Leadership Lessons - You Break All Ties

I recently passed my three-year anniversary as an association CEO. Prior to that I had spent several years as the deputy CEO of a much larger association, and prior to that ten or so years in various positions of increasing responsibility at an association management company. When I came on board as the CEO, I knew I had some things to learn, but felt pretty confident in my abilities and knowledge. Here's one of the lessons I learned early on.

I've always been very focused on consensus. Working with a Board, a committee, or a staff team, building consensus around strategies and tactics is something I always seek. To the degree it engages people in a decision-making process and gets them to willingly act on those decisions, it's something I think is worth fighting for.

At a staff meeting about three months into my current CEO position I remember being stymied by trying to gain a consensus regarding the advancement of a certain initiative. No one was being difficult or antagonistic about it, but there were two clear and opposing views about what should be done. Each perspective had valid reasons to support it. And no matter how much I pushed and probed, neither side seemed willing to concede that the alternate approach was worth trying.

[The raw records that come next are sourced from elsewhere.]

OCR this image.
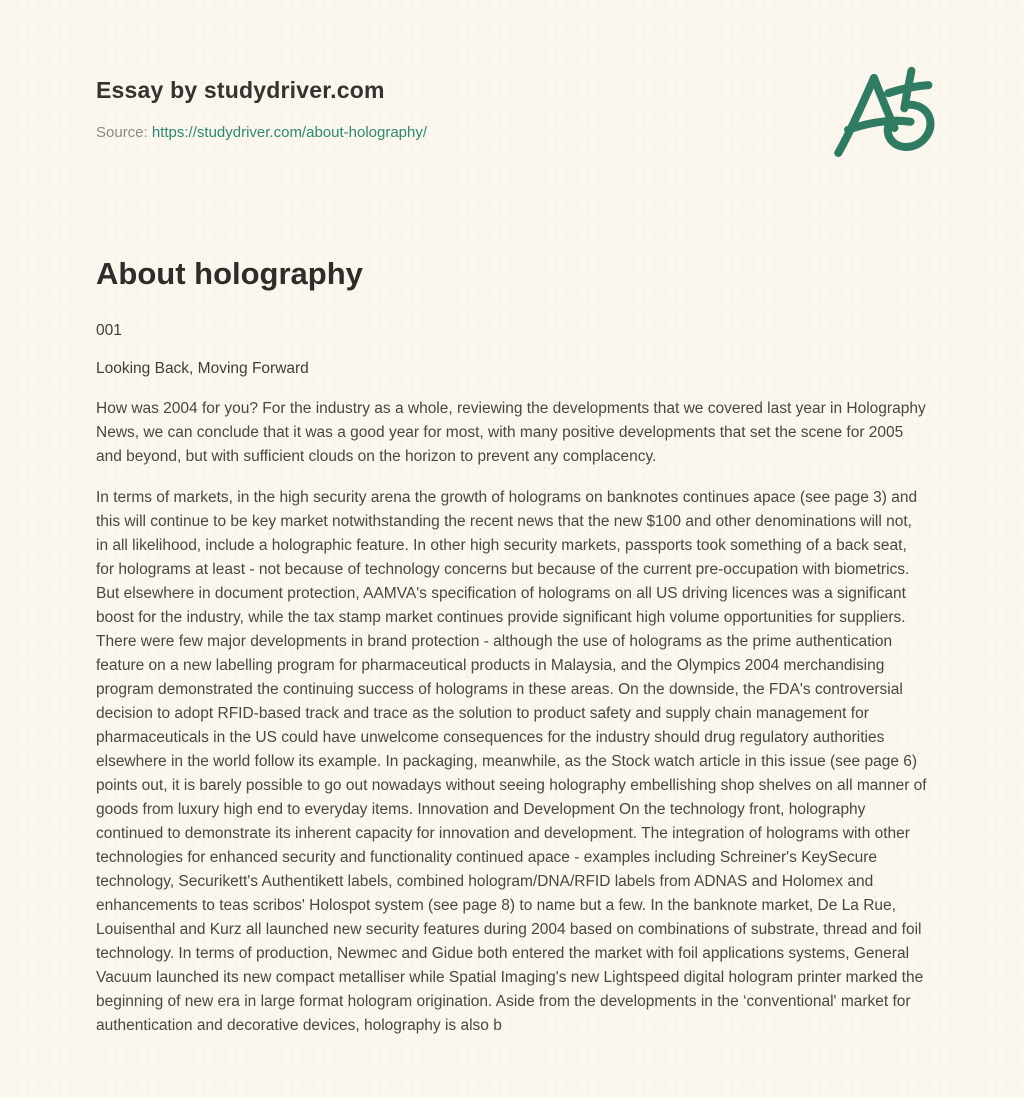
Essay by studydriver.com
Source: https://studydriver.com/about-holography/
About holography
001
Looking Back, Moving Forward

How was 2004 for you? For the industry as a whole, reviewing the developments that we covered last year in Holography News, we can conclude that it was a good year for most, with many positive developments that set the scene for 2005 and beyond, but with sufficient clouds on the horizon to prevent any complacency.

In terms of markets, in the high security arena the growth of holograms on banknotes continues apace (see page 3) and this will continue to be key market notwithstanding the recent news that the new $100 and other denominations will not, in all likelihood, include a holographic feature. In other high security markets, passports took something of a back seat, for holograms at least - not because of technology concerns but because of the current pre-occupation with biometrics. But elsewhere in document protection, AAMVA's specification of holograms on all US driving licences was a significant boost for the industry, while the tax stamp market continues provide significant high volume opportunities for suppliers. There were few major developments in brand protection - although the use of holograms as the prime authentication feature on a new labelling program for pharmaceutical products in Malaysia, and the Olympics 2004 merchandising program demonstrated the continuing success of holograms in these areas. On the downside, the FDA's controversial decision to adopt RFID-based track and trace as the solution to product safety and supply chain management for pharmaceuticals in the US could have unwelcome consequences for the industry should drug regulatory authorities elsewhere in the world follow its example. In packaging, meanwhile, as the Stock watch article in this issue (see page 6) points out, it is barely possible to go out nowadays without seeing holography embellishing shop shelves on all manner of goods from luxury high end to everyday items. Innovation and Development On the technology front, holography continued to demonstrate its inherent capacity for innovation and development. The integration of holograms with other technologies for enhanced security and functionality continued apace - examples including Schreiner's KeySecure technology, Securikett's Authentikett labels, combined hologram/DNA/RFID labels from ADNAS and Holomex and enhancements to teas scribos' Holospot system (see page 8) to name but a few. In the banknote market, De La Rue, Louisenthal and Kurz all launched new security features during 2004 based on combinations of substrate, thread and foil technology. In terms of production, Newmec and Gidue both entered the market with foil applications systems, General Vacuum launched its new compact metalliser while Spatial Imaging's new Lightspeed digital hologram printer marked the beginning of new era in large format hologram origination. Aside from the developments in the ‘conventional' market for authentication and decorative devices, holography is also b
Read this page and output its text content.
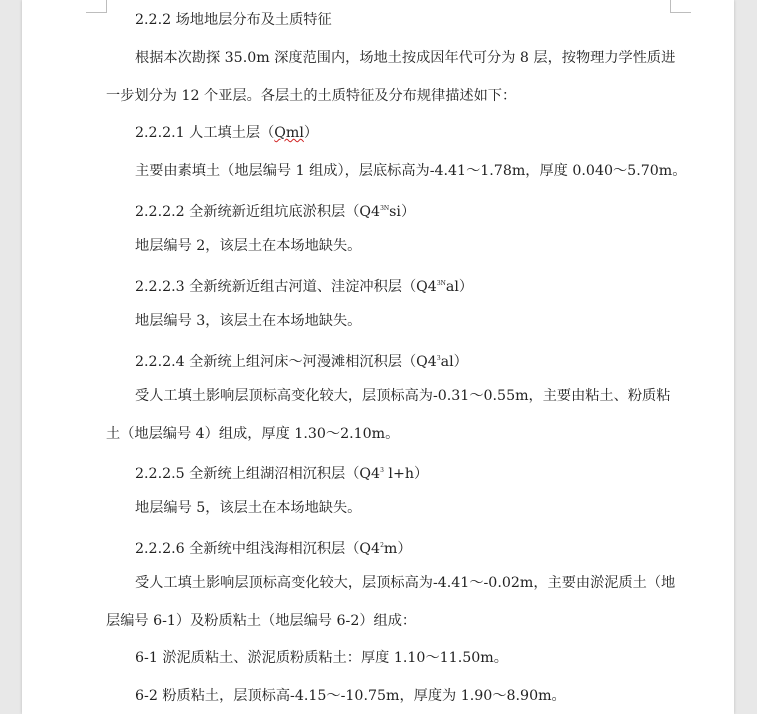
2.2.2 场地地层分布及土质特征
根据本次勘探 35.0m 深度范围内，场地土按成因年代可分为 8 层，按物理力学性质进
一步划分为 12 个亚层。各层土的土质特征及分布规律描述如下：
2.2.2.1 人工填土层（Qml）
主要由素填土（地层编号 1 组成），层底标高为-4.41～1.78m，厚度 0.040～5.70m。
2.2.2.2 全新统新近组坑底淤积层$(Q4^{3N}si)$
地层编号 2，该层土在本场地缺失。
2.2.2.3 全新统新近组古河道、洼淀冲积层$(Q4^{3N}al)$
地层编号 3，该层土在本场地缺失。
2.2.2.4 全新统上组河床～河漫滩相沉积层$(Q4^3al)$
受人工填土影响层顶标高变化较大，层顶标高为-0.31～0.55m，主要由粘土、粉质粘
土（地层编号 4）组成，厚度 1.30～2.10m。
2.2.2.5 全新统上组湖沼相沉积层（$Q4^3$ l+h）
地层编号 5，该层土在本场地缺失。
2.2.2.6 全新统中组浅海相沉积层$(Q4^2m)$
受人工填土影响层顶标高变化较大，层顶标高为-4.41～-0.02m，主要由淤泥质土（地
层编号 6-1）及粉质粘土（地层编号 6-2）组成：
6-1 淤泥质粘土、淤泥质粉质粘土：厚度 1.10～11.50m。
6-2 粉质粘土，层顶标高-4.15～-10.75m，厚度为 1.90～8.90m。
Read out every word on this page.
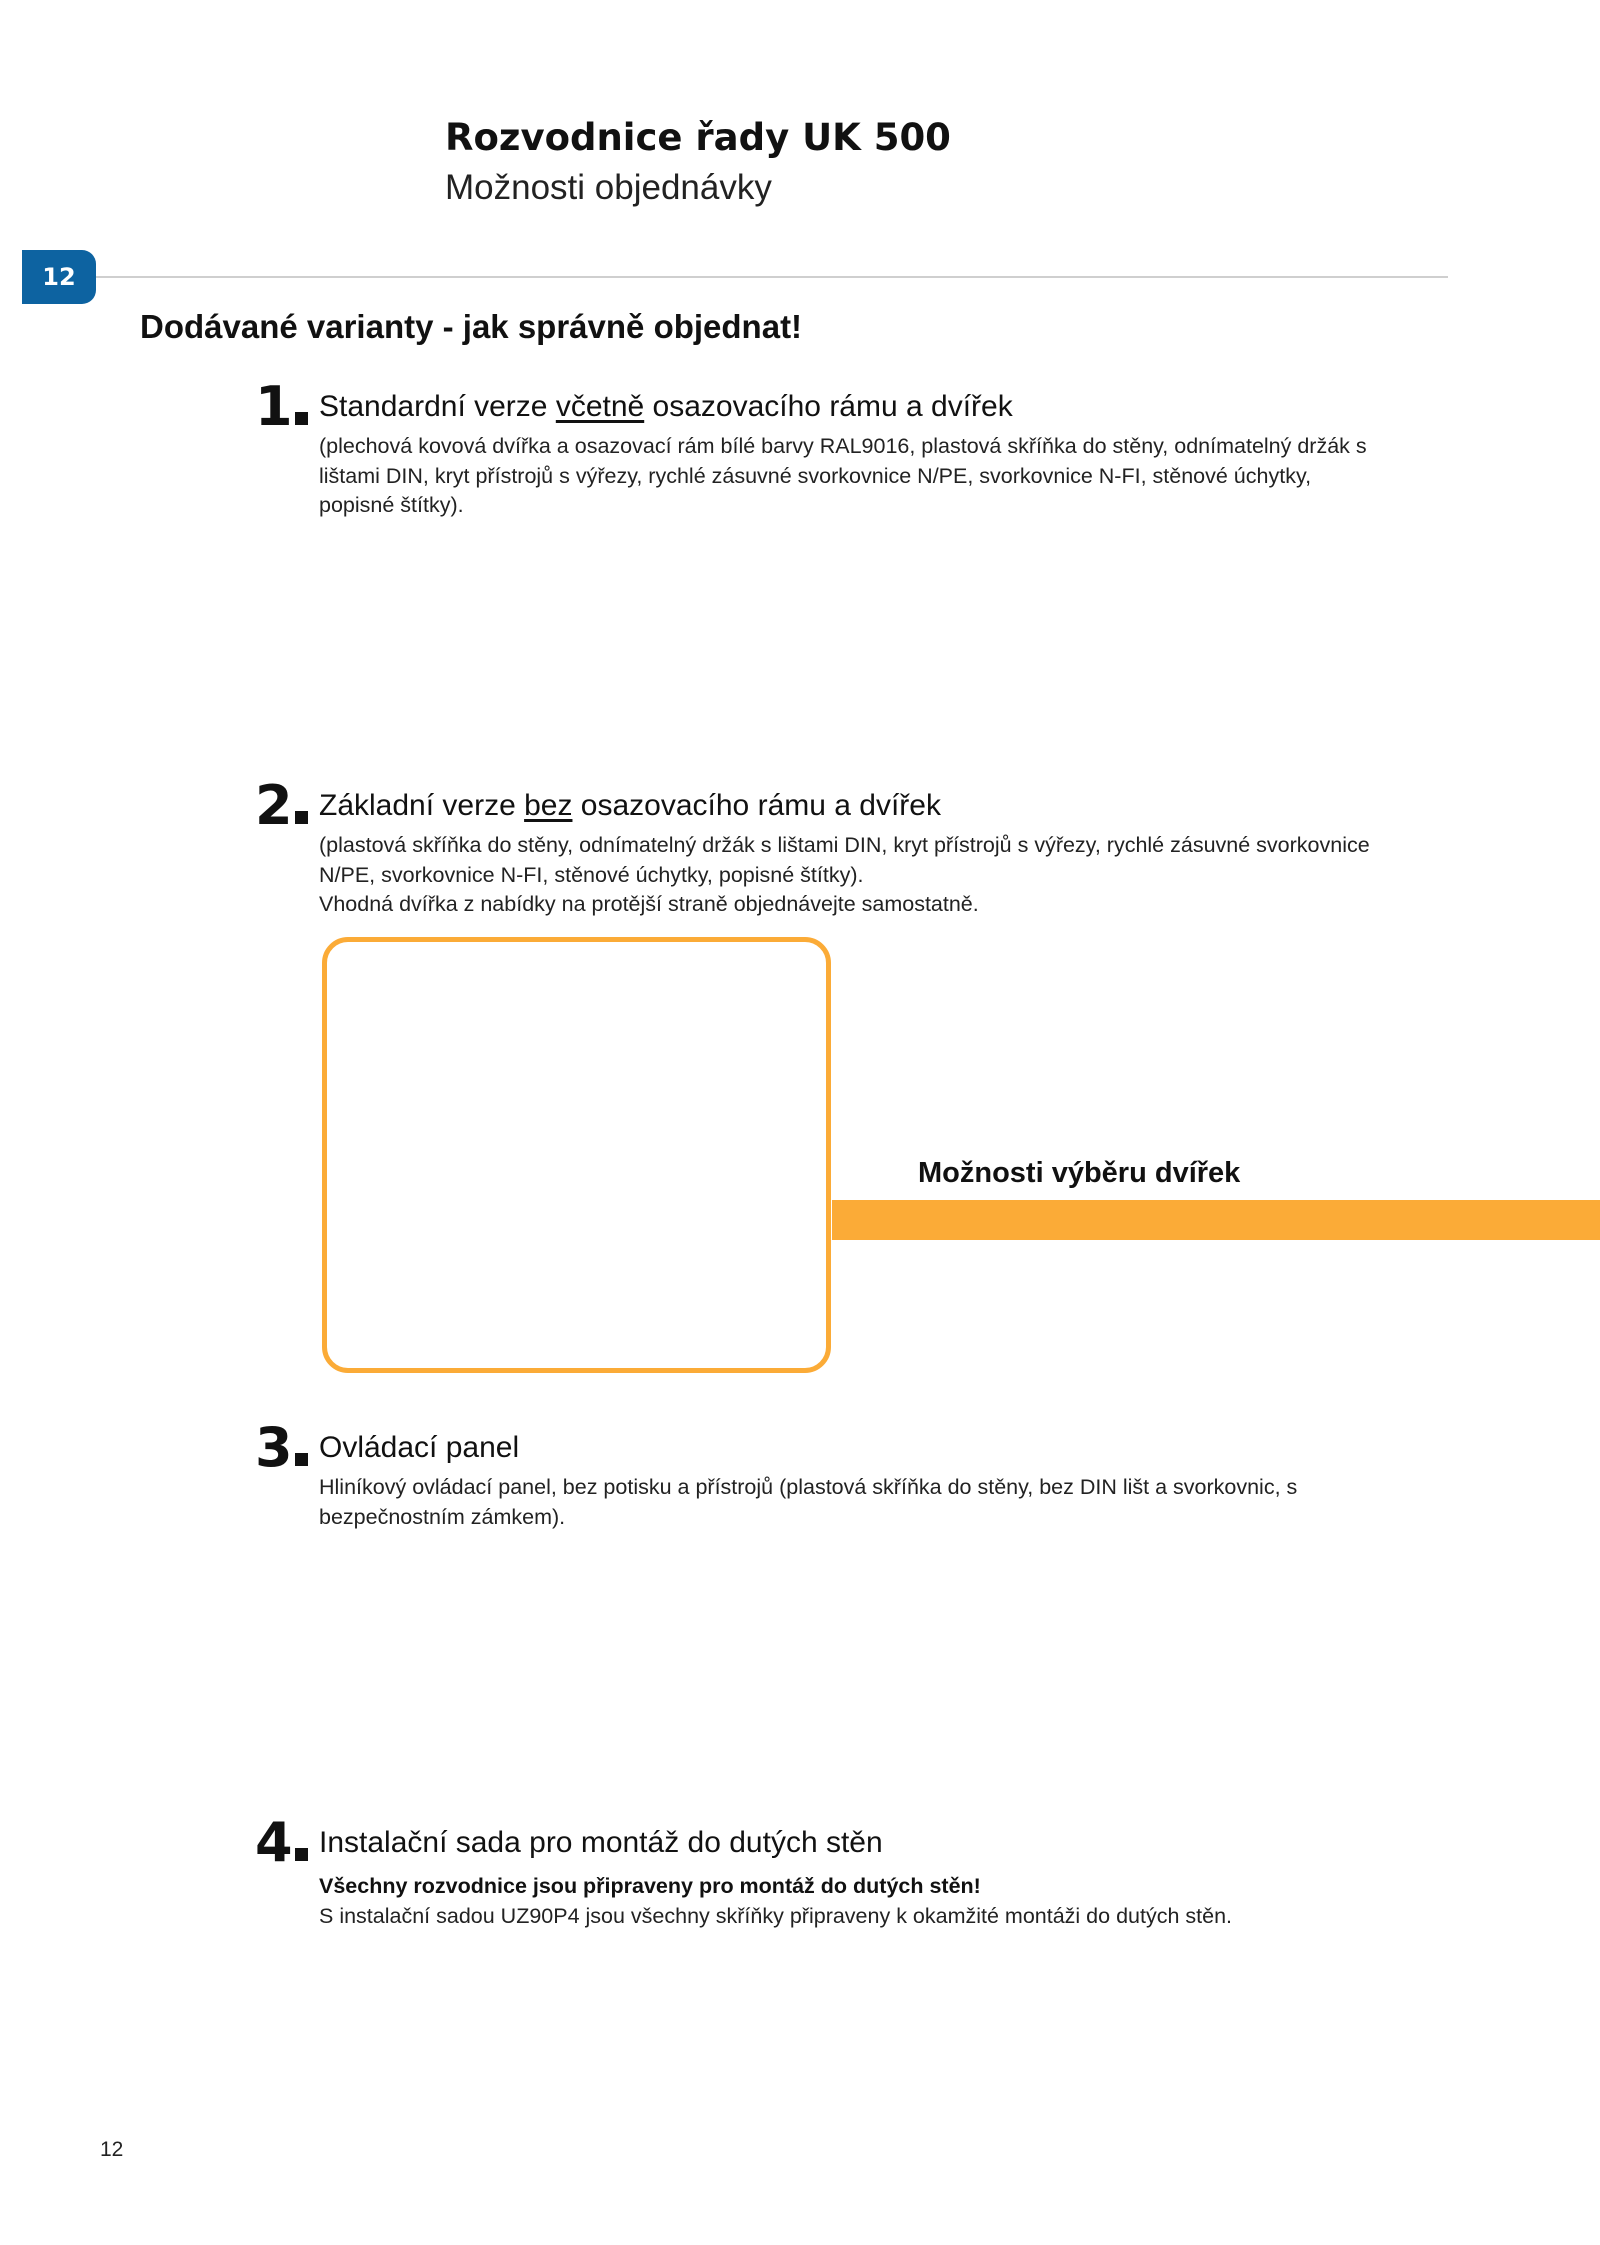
Rozvodnice řady UK 500
Možnosti objednávky
12
Dodávané varianty - jak správně objednat!
1 Standardní verze včetně osazovacího rámu a dvířek
(plechová kovová dvířka a osazovací rám bílé barvy RAL9016, plastová skříňka do stěny, odnímatelný držák s lištami DIN, kryt přístrojů s výřezy, rychlé zásuvné svorkovnice N/PE, svorkovnice N-FI, stěnové úchytky, popisné štítky).
2 Základní verze bez osazovacího rámu a dvířek
(plastová skříňka do stěny, odnímatelný držák s lištami DIN, kryt přístrojů s výřezy, rychlé zásuvné svorkovnice N/PE, svorkovnice N-FI, stěnové úchytky, popisné štítky).
Vhodná dvířka z nabídky na protější straně objednávejte samostatně.
Možnosti výběru dvířek
3 Ovládací panel
Hliníkový ovládací panel, bez potisku a přístrojů (plastová skříňka do stěny, bez DIN lišt a svorkovnic, s bezpečnostním zámkem).
4 Instalační sada pro montáž do dutých stěn
Všechny rozvodnice jsou připraveny pro montáž do dutých stěn!
S instalační sadou UZ90P4 jsou všechny skříňky připraveny k okamžité montáži do dutých stěn.
12
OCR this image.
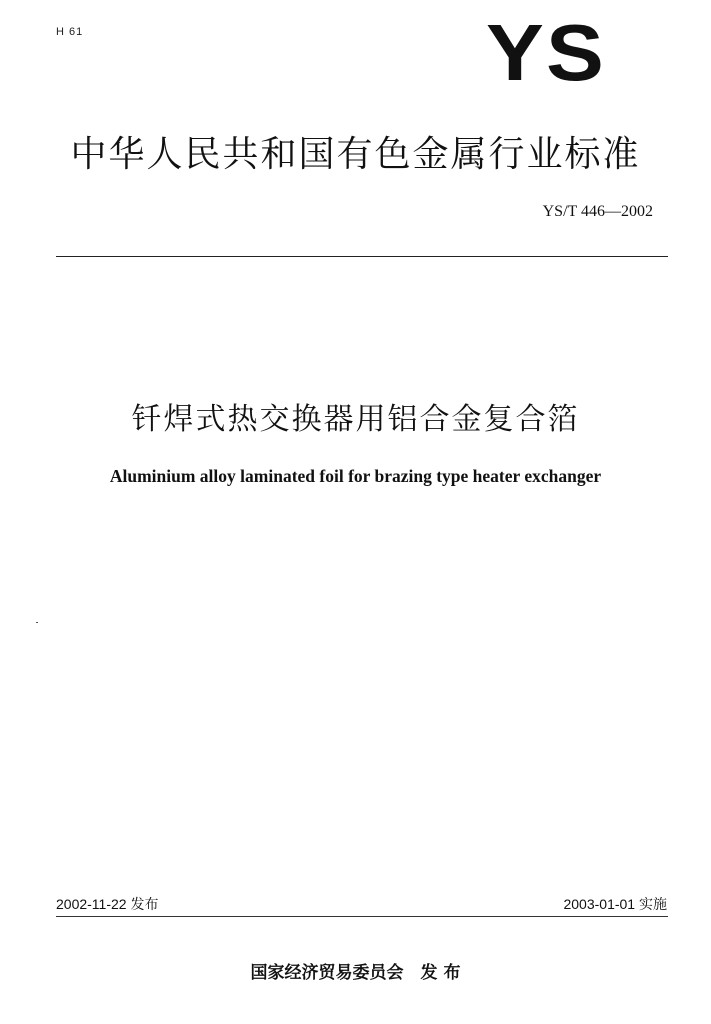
H 61	YS
中华人民共和国有色金属行业标准
YS/T 446—2002
钎焊式热交换器用铝合金复合箔
Aluminium alloy laminated foil for brazing type heater exchanger
2002-11-22 发布	2003-01-01 实施
国家经济贸易委员会　发 布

I was still learning things about the new association I worked for, and up to that point, I had relied heavily on the knowledge of the staff to help make the best decisions. At that time, I realize now, I saw my role as more of a facilitator than a leader, working with the staff as I had worked with Boards, taking responsibility for the decision-making process instead of the decisions themselves.

But no matter how much I facilitated, a consensus simply would not emerge in this particular meeting. After about 30 minutes of batting the same two balls around the table, I was feeling frustrated, and as I looked into the patient and knowing faces around me, the solution to the problem suddenly popped into my head.

You're the boss. They're waiting for you to make a decision.

Here's what I learned. Consensus is good, but there are times when a quest for consensus is counterproductive. There are times when competing points of view have equal weight and a judgment call has to be made. It's a leader's job to identify those situations and to make the necessary decisions.